Des policiers et soldats nigérians sur les lieux de l’attentat-suicide à la voiture piégée perpétré contre l’église catholique Sainte-Thérèse à Madalla (Niger State), dans le nord-ouest du Nigéria, le 25 décembre 2011. Cet attentat, revendiqué par le groupe islamiste Boko Haram, avait fait 43 morts et des dizaines de blessés.

(Abuja, le 11 octobre 2012) – Les meurtres et la persécution généralisés et systématiques perpétrés par Boko Haram, groupe militant islamiste du nord du Nigeria, s'assimilent vraisemblablement à des crimes contre l'humanité, a déclaré Human Rights Watch aujourd'hui. Les forces de sécurité gouvernementales ont également commis de nombreuses exactions, notamment des exécutions extrajudiciaires, a ajouté Human Rights Watch.

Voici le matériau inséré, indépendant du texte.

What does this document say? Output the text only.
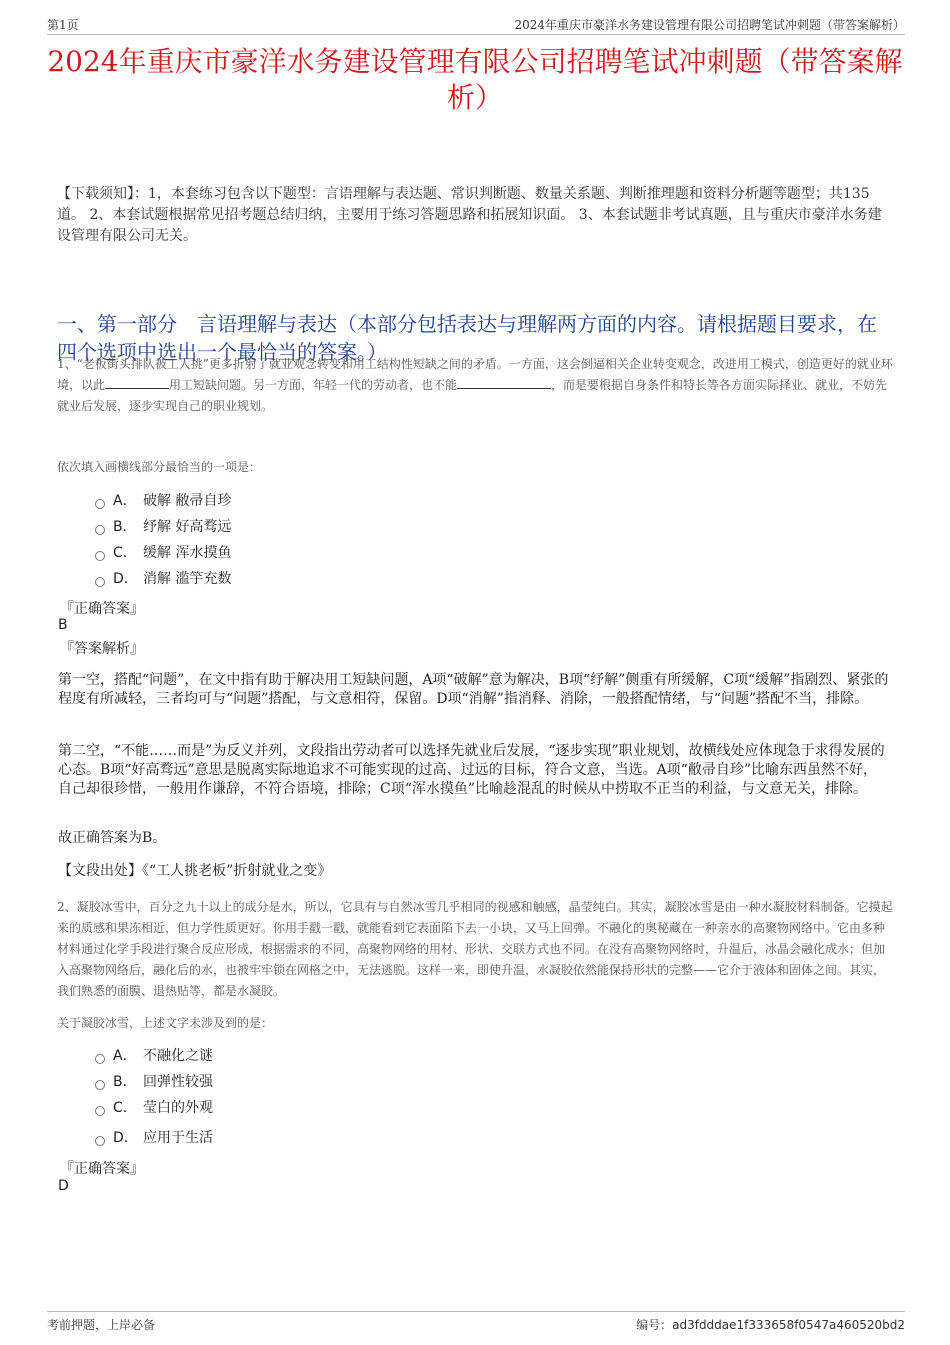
第1页	2024年重庆市豪洋水务建设管理有限公司招聘笔试冲刺题（带答案解析）
2024年重庆市豪洋水务建设管理有限公司招聘笔试冲刺题（带答案解析）
【下载须知】：1，本套练习包含以下题型：言语理解与表达题、常识判断题、数量关系题、判断推理题和资料分析题等题型；共135道。 2、本套试题根据常见招考题总结归纳，主要用于练习答题思路和拓展知识面。 3、本套试题非考试真题，且与重庆市豪洋水务建设管理有限公司无关。
一、第一部分　言语理解与表达（本部分包括表达与理解两方面的内容。请根据题目要求，在四个选项中选出一个最恰当的答案。）
1、“老板街头排队被工人挑”更多折射了就业观念转变和用工结构性短缺之间的矛盾。一方面，这会倒逼相关企业转变观念，改进用工模式，创造更好的就业环境，以此	用工短缺问题。另一方面，年轻一代的劳动者，也不能	，而是要根据自身条件和特长等各方面实际择业、就业，不妨先就业后发展，逐步实现自己的职业规划。
依次填入画横线部分最恰当的一项是：
A． 破解 敝帚自珍
B． 纾解 好高骛远
C． 缓解 浑水摸鱼
D． 消解 滥竽充数
『正确答案』
B
『答案解析』
第一空，搭配“问题”，在文中指有助于解决用工短缺问题，A项“破解”意为解决，B项“纾解”侧重有所缓解，C项“缓解”指剧烈、紧张的程度有所减轻，三者均可与“问题”搭配，与文意相符，保留。D项“消解”指消释、消除，一般搭配情绪，与“问题”搭配不当，排除。
第二空，“不能……而是”为反义并列，文段指出劳动者可以选择先就业后发展，“逐步实现”职业规划，故横线处应体现急于求得发展的心态。B项“好高骛远”意思是脱离实际地追求不可能实现的过高、过远的目标，符合文意，当选。A项“敝帚自珍”比喻东西虽然不好，自己却很珍惜，一般用作谦辞，不符合语境，排除；C项“浑水摸鱼”比喻趁混乱的时候从中捞取不正当的利益，与文意无关，排除。
故正确答案为B。
【文段出处】《“工人挑老板”折射就业之变》
2、凝胶冰雪中，百分之九十以上的成分是水，所以，它具有与自然冰雪几乎相同的视感和触感，晶莹纯白。其实，凝胶冰雪是由一种水凝胶材料制备。它摸起来的质感和果冻相近，但力学性质更好。你用手戳一戳，就能看到它表面陷下去一小块，又马上回弹。不融化的奥秘藏在一种亲水的高聚物网络中。它由多种材料通过化学手段进行聚合反应形成，根据需求的不同，高聚物网络的用材、形状、交联方式也不同。在没有高聚物网络时，升温后，冰晶会融化成水；但加入高聚物网络后，融化后的水，也被牢牢锁在网格之中，无法逃脱。这样一来，即使升温，水凝胶依然能保持形状的完整——它介于液体和固体之间。其实，我们熟悉的面膜、退热贴等，都是水凝胶。
关于凝胶冰雪，上述文字未涉及到的是：
A． 不融化之谜
B． 回弹性较强
C． 莹白的外观
D． 应用于生活
『正确答案』
D
考前押题，上岸必备	编号：ad3fdddae1f333658f0547a460520bd2
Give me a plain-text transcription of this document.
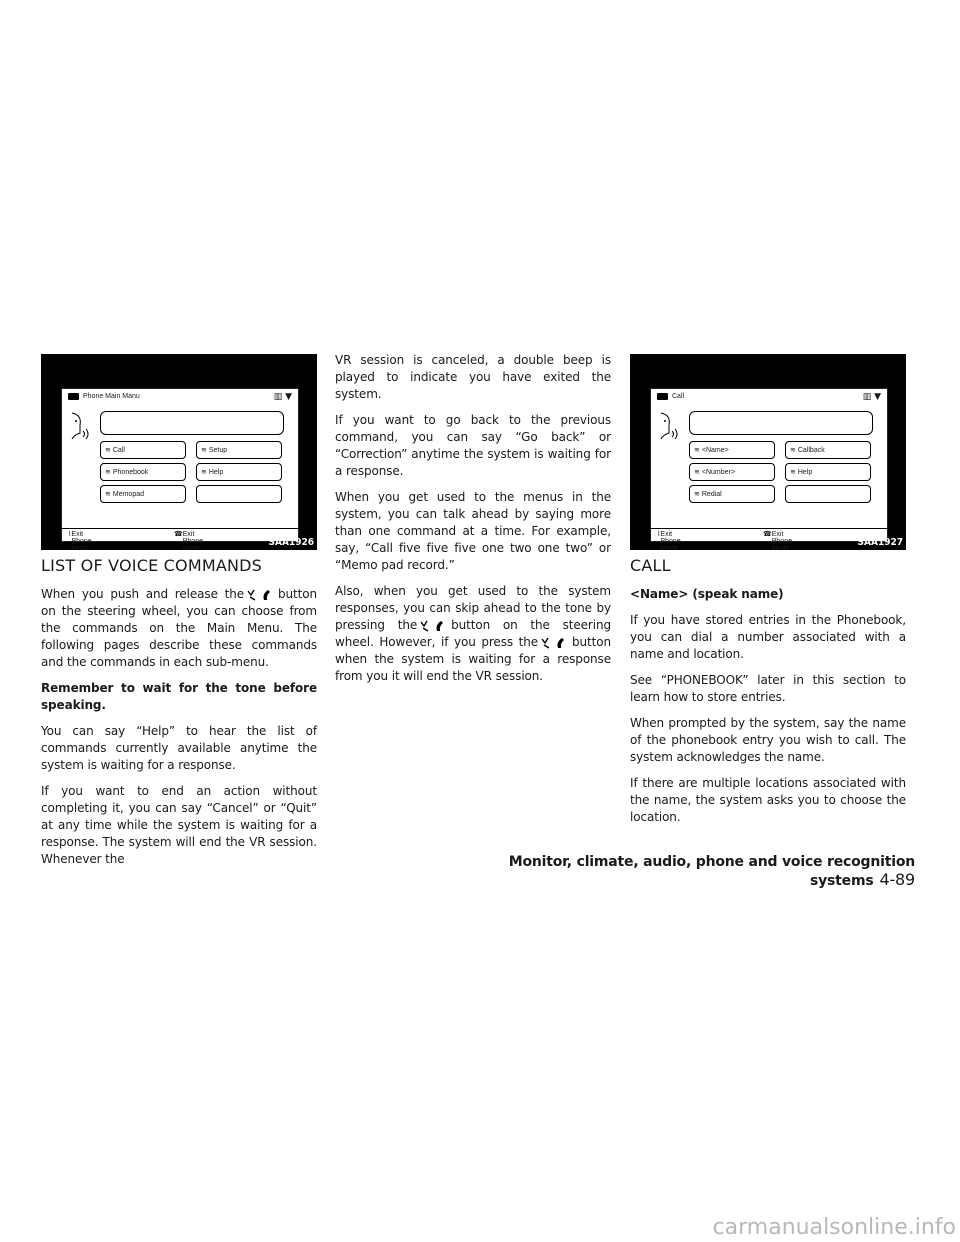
Phone Main Manu	▥ ▼
≋ Call	≋ Setup
≋ Phonebook	≋ Help
≋ Memopad
⌇ Exit Phone Mode
☎ Exit Phone Mode
SAA1926
Call	▥ ▼
≋ <Name>	≋ Callback
≋ <Number>	≋ Help
≋ Redial
⌇ Exit Phone Mode
☎ Exit Phone Mode
SAA1927
LIST OF VOICE COMMANDS

When you push and release the	button on the steering wheel, you can choose from the commands on the Main Menu. The following pages describe these commands and the commands in each sub-menu.

Remember to wait for the tone before speaking.

You can say “Help” to hear the list of commands currently available anytime the system is waiting for a response.

If you want to end an action without completing it, you can say “Cancel” or “Quit” at any time while the system is waiting for a response. The system will end the VR session. Whenever the

VR session is canceled, a double beep is played to indicate you have exited the system.

If you want to go back to the previous command, you can say “Go back” or “Correction” anytime the system is waiting for a response.

When you get used to the menus in the system, you can talk ahead by saying more than one command at a time. For example, say, “Call five five five one two one two” or “Memo pad record.”

Also, when you get used to the system responses, you can skip ahead to the tone by pressing the	button on the steering wheel. However, if you press the	button when the system is waiting for a response from you it will end the VR session.

CALL

<Name> (speak name)

If you have stored entries in the Phonebook, you can dial a number associated with a name and location.

See “PHONEBOOK” later in this section to learn how to store entries.

When prompted by the system, say the name of the phonebook entry you wish to call. The system acknowledges the name.

If there are multiple locations associated with the name, the system asks you to choose the location.

Monitor, climate, audio, phone and voice recognition systems 4-89
carmanualsonline.info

Le rapport de 98 pages, intitulé « Spiraling Violence: Boko Haram Attacks and Security Force Abuses in Nigeria » (« La spirale de la violence : Attaques commises par Boko Haram et exactions perpétrées par les forces de sécurité au Nigeria ») passe en revue les atrocités revendiquées par Boko Haram. Le rapport examine en outre le rôle joué par les forces de sécurité du Nigeria, dont les propres exactions présumées contreviennent au droit international relatif aux droits humains et pourraient également constituer des crimes contre l'humanité. Les actes de violence, qui ont éclaté en 2009, ont fait plus de 2 800 victimes.

« Les meurtres illégaux perpétrés à la fois par Boko Haram et les forces de sécurité du Nigeria ne font que s'aggraver. Les deux camps doivent impérativement mettre un terme à cette spirale descendante », a déclaré Daniel Bekele, directeur de la division Afrique à Human Rights Watch. « Le gouvernement nigérian devrait rapidement traduire en justice les membres de Boko Haram et les agents de sécurité qui ont commis ces crimes graves. »

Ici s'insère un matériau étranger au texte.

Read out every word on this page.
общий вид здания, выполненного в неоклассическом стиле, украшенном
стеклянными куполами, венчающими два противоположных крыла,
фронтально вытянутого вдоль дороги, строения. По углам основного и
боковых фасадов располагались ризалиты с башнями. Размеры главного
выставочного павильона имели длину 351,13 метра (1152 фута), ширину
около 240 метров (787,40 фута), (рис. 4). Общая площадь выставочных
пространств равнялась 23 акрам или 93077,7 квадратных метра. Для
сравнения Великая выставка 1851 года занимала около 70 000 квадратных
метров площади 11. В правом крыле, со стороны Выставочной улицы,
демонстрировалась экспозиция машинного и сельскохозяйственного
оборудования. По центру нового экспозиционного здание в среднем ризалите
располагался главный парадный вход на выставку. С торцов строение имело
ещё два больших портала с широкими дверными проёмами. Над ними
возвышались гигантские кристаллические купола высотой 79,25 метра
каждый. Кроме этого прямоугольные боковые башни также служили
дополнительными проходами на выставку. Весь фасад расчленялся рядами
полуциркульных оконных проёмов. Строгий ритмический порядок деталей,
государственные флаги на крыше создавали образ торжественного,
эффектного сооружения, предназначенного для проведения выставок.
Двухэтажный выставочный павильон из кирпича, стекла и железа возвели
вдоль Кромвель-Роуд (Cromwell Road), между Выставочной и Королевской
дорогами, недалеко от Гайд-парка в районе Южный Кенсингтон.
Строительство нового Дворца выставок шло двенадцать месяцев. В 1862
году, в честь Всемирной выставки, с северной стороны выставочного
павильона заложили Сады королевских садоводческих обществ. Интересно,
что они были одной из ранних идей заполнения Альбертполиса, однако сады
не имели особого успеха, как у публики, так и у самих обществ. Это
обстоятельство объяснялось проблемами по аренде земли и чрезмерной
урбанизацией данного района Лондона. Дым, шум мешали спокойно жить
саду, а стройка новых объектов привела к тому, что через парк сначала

Le rapport, qui inclut également des photos, s'appuie sur des recherches sur le terrain menées au Nigeria entre juillet 2010 et juillet 2012, et sur le suivi régulier des informations fournies par les médias relatives aux attaques et aux déclarations faites par Boko Haram depuis 2009. Les chercheurs de Human Rights Watch ont interrogé 135 personnes, dont 91 témoins et victimes de violences perpétrées par Boko Haram ou d'exactions commises par les forces de sécurité, ainsi que des avocats, des acteurs de la société civile, et des officiers supérieurs des forces militaires et policières du pays.

Depuis 2009, des centaines d'attaques perpétrées par des membres supposés de Boko Haram ont fait plus de 1 500 morts, selon des rapports de médias que Human Rights Watch a suivis. Au cours des seuls neuf premiers mois de 2012, plus de 815 personnes ont trouvé la mort lors de quelque 275 attaques présumées commises par le groupe, ce qui est plus que le nombre total de victimes pour les années 2010 et 2011 réunies.

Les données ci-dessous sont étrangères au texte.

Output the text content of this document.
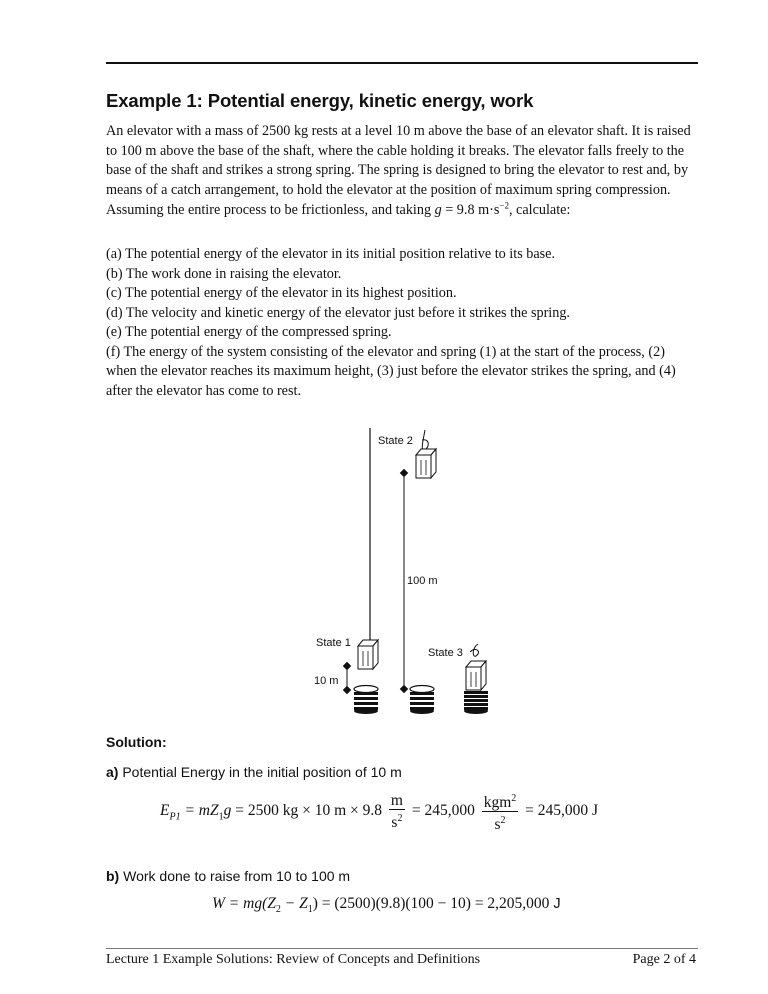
Example 1: Potential energy, kinetic energy, work

An elevator with a mass of 2500 kg rests at a level 10 m above the base of an elevator shaft. It is raised to 100 m above the base of the shaft, where the cable holding it breaks. The elevator falls freely to the base of the shaft and strikes a strong spring. The spring is designed to bring the elevator to rest and, by means of a catch arrangement, to hold the elevator at the position of maximum spring compression. Assuming the entire process to be frictionless, and taking g = 9.8 $m\cdot s^{-2}$, calculate:

(a) The potential energy of the elevator in its initial position relative to its base.
(b) The work done in raising the elevator.
(c) The potential energy of the elevator in its highest position.
(d) The velocity and kinetic energy of the elevator just before it strikes the spring.
(e) The potential energy of the compressed spring.
(f) The energy of the system consisting of the elevator and spring (1) at the start of the process, (2) when the elevator reaches its maximum height, (3) just before the elevator strikes the spring, and (4) after the elevator has come to rest.
State 1
10 m
State 2
100 m
State 3

Solution:

a) Potential Energy in the initial position of 10 m

$E_{P1} = mZ_1g = 2500$ kg × 10 $m \times 9.8 \frac{m}{s^2} = 245,000 \frac{kgm^2}{s^2} = 245,000$ J

b) Work done to raise from 10 to 100 m

$W = mg(Z_2 - Z_1) = (2500)(9.8)(100 - 10) = 2,205,000$ J
Lecture 1 Example Solutions: Review of Concepts and Definitions	Page 2 of 4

Boko Haram, dont le nom signifie « L'éducation occidentale est un péché » en langue haoussa parlée dans le nord du Nigeria, tente d'imposer une forme stricte de la charia, ou loi islamique, dans le nord du pays et de mettre un terme à la corruption gouvernementale. La pauvreté généralisée dans le nord, la corruption, les exactions policières et l'impunité de longue date relative à divers actes criminels ont fait le lit d'une forme de militantisme violent, a déclaré Human Rights Watch.

Les attaques de Boko Haram, centrées dans le nord du Nigeria, ciblent principalement des agents de la sécurité et autres représentants gouvernementaux, des chrétiens et des musulmans travaillant pour, ou accusés de, coopération avec le gouvernement.Le groupe a de plus bombardé les bureaux de plusieurs journaux et le bâtiment des Nations Unies situé dans la capitale, Abuja ainsi que des brasseries. Il a de surcroît pillé des banques et incendié des écoles.

Cinq jours d'affrontement entre le groupe et les forces de sécurité et des exécutions sommaires impudentes de part et d'autre ont fait plus de 800 morts en juillet 2009 et entraîné davantage de violence. Le personnel de sécurité a, en 2009, arrêté et exécuté sommairement le chef du groupe, Mohammed Yusuf, ainsi que plusieurs dizaines de ses sympathisants dans la ville de Maiduguri, dans le nord du pays.

Lorsque le groupe avait refait son apparition en 2010, avec Abubakar Shekau à sa tête — l'ancien bras droit de Mohammed Yusuf — il avait juré de venger l'assassinat de ses membres. Des membres présumés de Boko Haram ont depuis attaqué plus de 60 commissariats de police dans au moins 10 États du nord et du centre du Nigeria et bombardé le quartier général de la police à Abuja. Selon des rapports de médias que Human Rights Watch a suivis, au moins 211 officiers de police ont été tués lors de ces attaques.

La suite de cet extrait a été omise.